More iPod / iTunes Observations

I've just been surprised to realise that it's gone midnight.  I find it more difficult to keep track of the passing of time when listening to a large library of MP3s, especially on shuffle mode.  There's no CD to swap every hour, no cassette to turn over every 45 minutes, no deliciously tactile vinyl album to flip every 25 minutes, and no radio-stylee timechecks or hourly news bulletins.  Just a constant supply of your personal taste in music, offering little excuse to get up from the chair and walk away from the PC for a while.  This can't be a good thing..

Something else I meant to mention about my iPod usage is my behaviour towards rating tracks.  I realised that I am very unlikely to give a song a rating of one or two stars.  If I actively dislike a track, then what is it doing on my iPod in the first place?  There are occasions where I dislike one or two tracks on an album, but this is a rarity - in general, if I like a band then I can at least find all their tracks agreeable, and hence deserving of three stars (three stars equates to "it's OK", in my book).  Also, on those occasions where I don't much like a track, I'm more likely to just hit the "next track" button, rather than take the time to rate it, further increasing the rarity of the sub-three-star tracks.
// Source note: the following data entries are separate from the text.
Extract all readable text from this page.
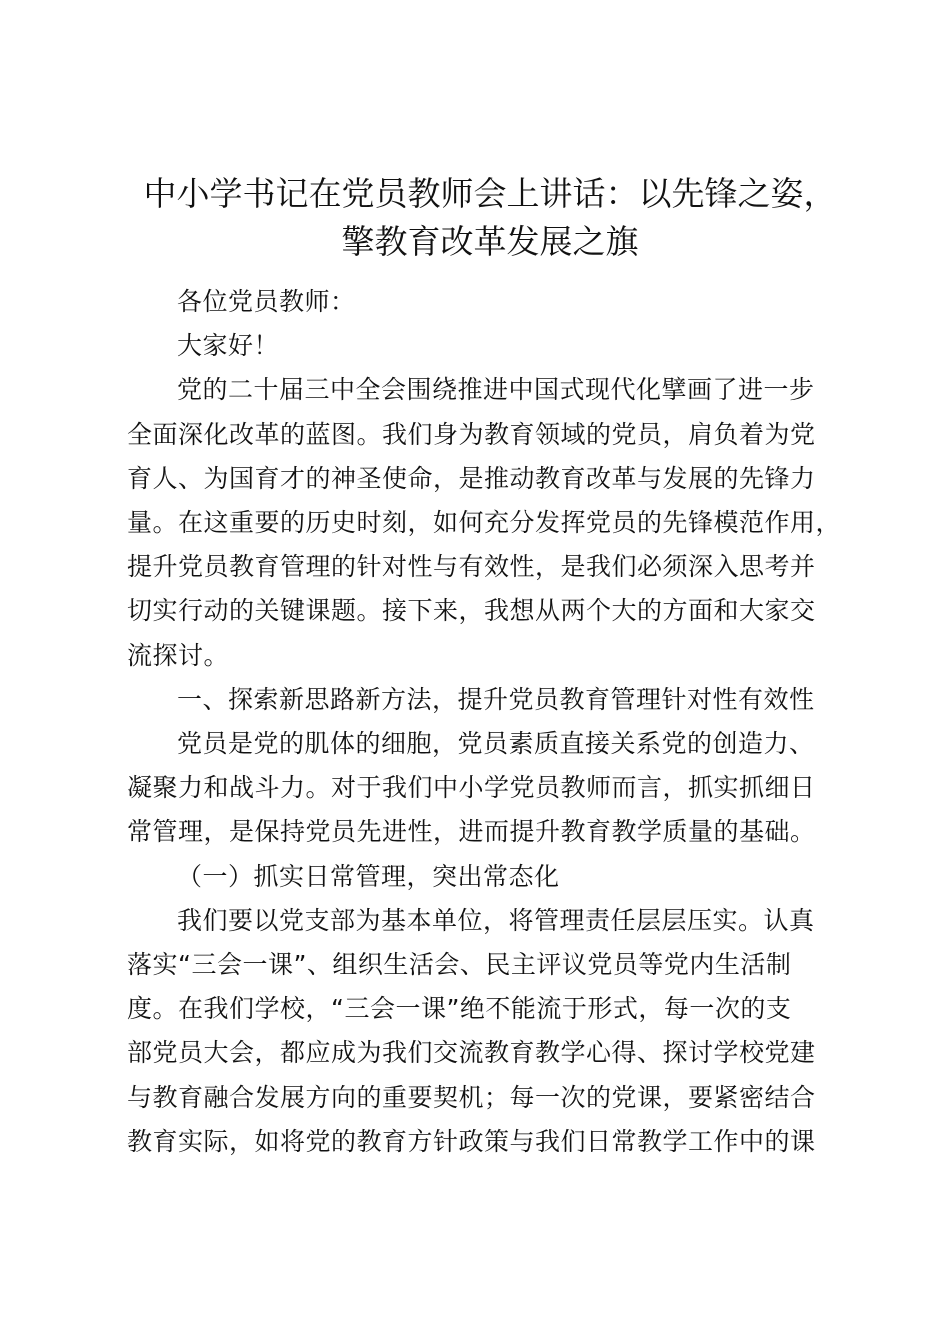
中小学书记在党员教师会上讲话：以先锋之姿，
擎教育改革发展之旗
各位党员教师：
大家好！
党的二十届三中全会围绕推进中国式现代化擘画了进一步
全面深化改革的蓝图。我们身为教育领域的党员，肩负着为党
育人、为国育才的神圣使命，是推动教育改革与发展的先锋力
量。在这重要的历史时刻，如何充分发挥党员的先锋模范作用，
提升党员教育管理的针对性与有效性，是我们必须深入思考并
切实行动的关键课题。接下来，我想从两个大的方面和大家交
流探讨。
一、探索新思路新方法，提升党员教育管理针对性有效性
党员是党的肌体的细胞，党员素质直接关系党的创造力、
凝聚力和战斗力。对于我们中小学党员教师而言，抓实抓细日
常管理，是保持党员先进性，进而提升教育教学质量的基础。
（一）抓实日常管理，突出常态化
我们要以党支部为基本单位，将管理责任层层压实。认真
落实“三会一课”、组织生活会、民主评议党员等党内生活制
度。在我们学校，“三会一课”绝不能流于形式，每一次的支
部党员大会，都应成为我们交流教育教学心得、探讨学校党建
与教育融合发展方向的重要契机；每一次的党课，要紧密结合
教育实际，如将党的教育方针政策与我们日常教学工作中的课
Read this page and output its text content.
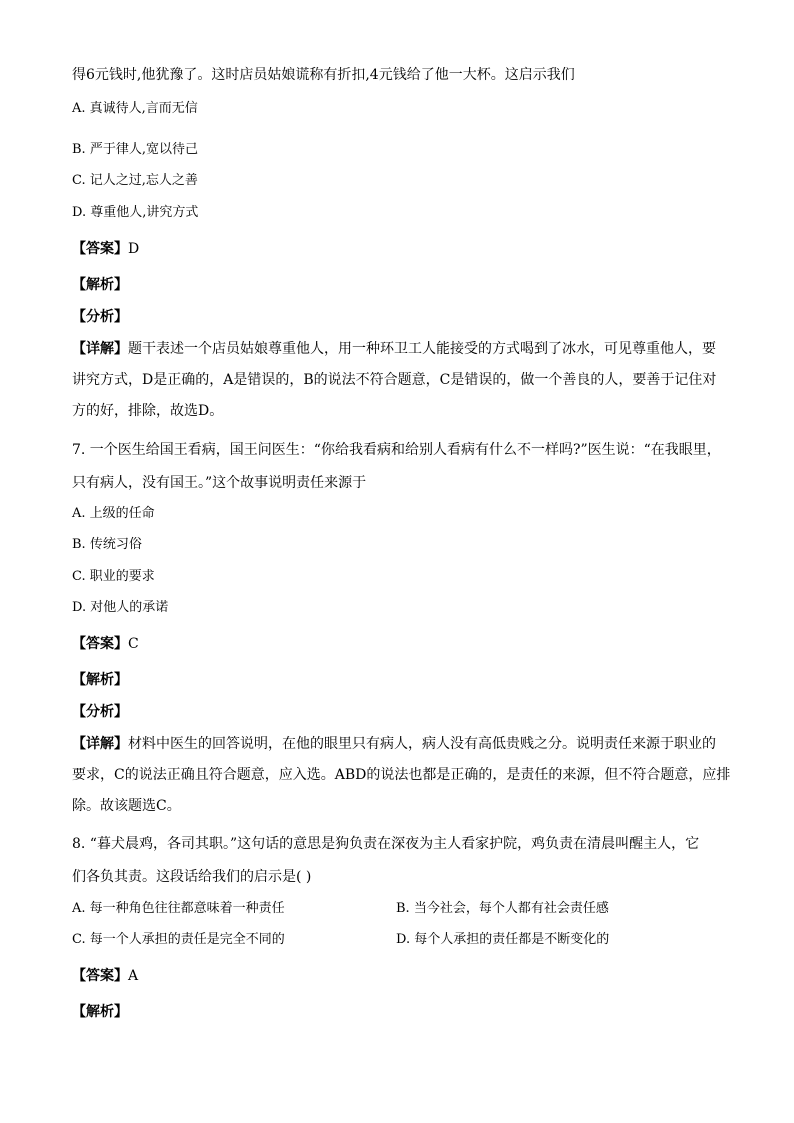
得6元钱时,他犹豫了。这时店员姑娘谎称有折扣,4元钱给了他一大杯。这启示我们
A. 真诚待人,言而无信
B. 严于律人,宽以待己
C. 记人之过,忘人之善
D. 尊重他人,讲究方式
【答案】D
【解析】
【分析】
【详解】题干表述一个店员姑娘尊重他人，用一种环卫工人能接受的方式喝到了冰水，可见尊重他人，要
讲究方式，D是正确的，A是错误的，B的说法不符合题意，C是错误的，做一个善良的人，要善于记住对
方的好，排除，故选D。
7. 一个医生给国王看病，国王问医生：“你给我看病和给别人看病有什么不一样吗?”医生说：“在我眼里，
只有病人，没有国王。”这个故事说明责任来源于
A. 上级的任命
B. 传统习俗
C. 职业的要求
D. 对他人的承诺
【答案】C
【解析】
【分析】
【详解】材料中医生的回答说明，在他的眼里只有病人，病人没有高低贵贱之分。说明责任来源于职业的
要求，C的说法正确且符合题意，应入选。ABD的说法也都是正确的，是责任的来源，但不符合题意，应排
除。故该题选C。
8. “暮犬晨鸡，各司其职。”这句话的意思是狗负责在深夜为主人看家护院，鸡负责在清晨叫醒主人，它
们各负其责。这段话给我们的启示是( )
A. 每一种角色往往都意味着一种责任	B. 当今社会，每个人都有社会责任感
C. 每一个人承担的责任是完全不同的	D. 每个人承担的责任都是不断变化的
【答案】A
【解析】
When I rate a track, I'm most likely to give it three stars, because I happen to like a vast array of music.  The middle option of five is always the easiest one to take, isn't it?  You've all filled in those surveys with five options, usually something like "strongly disagree / disagree / neither agree nor disagree / agree / strongly agree", and it's always tempting just to pick the "neither agree nor disagree" radio button.

So, a four-star track has to be genuinely good.  A cut above the rest.  I'm trying to loosen my grip on this, and allow myself to give away four stars a bit more easily, but I do still find it difficult to be free with my (musical) love.  I feel conscious that I'm putting my reputation on the line - there may come some future date where somebody I respect is browsing through my iTunes library and scoffs at the allocation of an "above average" four-star rating to an obviously merely average track.  It's a fine line at this point, but an important distinction, and if in doubt I tend to play safe and stick with the four stars.

Five star tracks are rare as rocking horse shit.  So far I've identified 60 of them in an iTunes library of 10,958 - that's 0.5%, arithmetic fans.  But when I do find a song that I consider to be genuinely great, I'm more comfortable with making the decision between four and five stars than the tougher to call three/four judgement of lesser songs.  If I really, really love a song, I'm more willing to argue its cause, even if somebody else does happen to think it's terrible. 

There you go - Ian's psychology of track-rating, in a nutshell.  I'd be interested in hearing how anybody else approaches this task (if indeed you bother to rate tracks at all).